Este é o meu quartinho de bagunça. Da embalagem vazia de Chokito ao último livro do Saramago que eu não terminei de ler, você encontrará aqui de tudo um pouco.

domingo, junho 08, 2008

Diálogo kafkaniano

Dia desses, chegando em casa pelo estacionamento do prédio, tarde da noite, notei algo se mover no painel do carro de um vizinho. Parecia uma folha rolando com o vento, mas o fato me intrigou porque os vidros estavam fechados, logo não havia como ventar ali dentro. Aproximei-me do fenômeno paranormal lentamente e, para meu choque e horror, fui flagrada pelos olhos injetados de uma imensa barata cascuda do lado de dentro do carro. Gritei de susto e, vendo que o valente inseto não arredava pé (ou patas) da cena do crime, parti pro desafio:
- Como você entrou aí, seu verme nojento?
- Como todo mundo, ué: pela porta.

Tive engulhos de pensar numa barata daquele porte pegando carona em alguma perna de calça pra entrar no carro. Fosse minha calça, eu não só a cremaria, como também despacharia suas cinzas como lixo nuclear.

Muitas vezes nos perguntamos como acontecem os acidentes de trânsito, e ali estava, diante de meus olhos, uma causa óbvia que nenhum guarda ou promotor público valorizaria: "o condutor alega ter perdido a direção quando uma barata cascuda voou em sua direção no interior do veículo, cujos vidros estavam fechados no momento da colisão. A-han. Conta outra!" Sentindo que a preservação de vidas dependia de minha vitória verbal sobre o molusco voador, insisti:
- Saia já daí!
- Não saio!
- Saia já, senão...
- Senão o quê?
- Senão eu vou interfonar pro dono deste carro dizendo que tem uma barata em seu carro, e ele descerá com um tanque de DDT e acabará com a sua raça.
- Se você interfonar pra alguém a esta hora da noite por causa de um inseto, todos pensarão que você é maluca.
- Eu não sou maluca se meu intuito é salvar vidas.
- Maluca e fofoqueira: todos teriam pena de uma pobre coitada que passa as madrugadas a inspecionar os painéis dos carros dos vizinhos.
- Eu não estava bisbilhotando, apenas fiquei curiosa porque...
- Tá vendo: "curiosa"... Na minha terra, não há distinção entre curioso e fofoqueiro. Ninguém respeita um fofoqueiro. Aliás, os fofoqueiros não se respeitam.
- Será?... Eu não quero ser fofoqueira. Só queria ajudar, preservar vidas...
- Muito ajuda quem não me atrapalha. Vai por mim: vá pra casa e durma. Finja que foi um sonho. Eu vou fazer minha coisa e, na primeira oportunidade, pego uma carona pra fora do carro. Vai ficar tudo bem, prometo.
- Bem, se você diz... Boa noite, então, dona Barata.
- Boa noite. E cuidado com a bebida, heim! Álcool e volante, hum!
- OK, obrigada, Vossa Excelência. Passar bem.

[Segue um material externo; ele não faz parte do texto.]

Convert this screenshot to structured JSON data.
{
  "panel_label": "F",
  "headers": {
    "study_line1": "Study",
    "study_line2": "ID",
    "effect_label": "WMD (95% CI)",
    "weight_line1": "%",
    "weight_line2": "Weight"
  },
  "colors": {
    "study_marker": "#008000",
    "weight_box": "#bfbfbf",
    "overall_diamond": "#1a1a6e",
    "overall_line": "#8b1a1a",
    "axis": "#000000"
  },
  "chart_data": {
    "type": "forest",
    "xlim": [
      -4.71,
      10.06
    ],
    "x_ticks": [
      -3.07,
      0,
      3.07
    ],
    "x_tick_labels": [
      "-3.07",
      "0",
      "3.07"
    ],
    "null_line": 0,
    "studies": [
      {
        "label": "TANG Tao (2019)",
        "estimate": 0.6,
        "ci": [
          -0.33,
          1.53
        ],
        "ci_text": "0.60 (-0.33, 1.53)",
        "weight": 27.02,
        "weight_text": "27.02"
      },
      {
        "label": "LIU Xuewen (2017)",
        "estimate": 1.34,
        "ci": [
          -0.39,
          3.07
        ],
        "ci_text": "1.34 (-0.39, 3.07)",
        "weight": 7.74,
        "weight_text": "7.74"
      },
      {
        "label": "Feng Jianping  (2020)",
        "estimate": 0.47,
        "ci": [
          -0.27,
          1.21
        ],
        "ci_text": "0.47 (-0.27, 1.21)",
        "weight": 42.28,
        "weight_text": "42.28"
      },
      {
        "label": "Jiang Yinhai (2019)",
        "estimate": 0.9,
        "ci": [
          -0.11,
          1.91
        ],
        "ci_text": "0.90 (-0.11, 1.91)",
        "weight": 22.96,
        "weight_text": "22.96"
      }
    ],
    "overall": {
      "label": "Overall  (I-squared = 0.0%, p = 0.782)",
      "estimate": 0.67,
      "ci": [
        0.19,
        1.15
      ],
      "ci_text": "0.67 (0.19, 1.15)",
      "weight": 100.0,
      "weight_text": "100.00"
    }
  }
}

Eu ainda teria dito "deus te abençoe" se fosse religiosa, mas achei forçação de barra, afinal era só uma barata, mas uma barata com consciência social, uma barata que prometia preservar vidas humanas.

Cheguei em casa e fui varrida por um quase-horror fóbico inexplicável de me deparar com uma barata pela frente. Dormi agarrada a uma lanterna e, de madrugada, quando tive vontade de fazer xixi, primeiro acendi a luminária da cabeceira, depois iluminei com a lanterna o espelho de luz do quarto, e fui fazendo barulho e acendendo todas as luzes da casa até chegar ao banheiro.

Se houvesse alguma barata pelo caminho, queria que ela soubesse antecipadamente que eu estava me aproximando; assim, ela teria a chance de se esconder antes de minha chegada. Preciso passar um tempo sem me confrontar com esses vermes para me recuperar emocionalmente daquela noite. Baratas são criaturas muito tinhosas, e é quase impossível vencê-las num debate.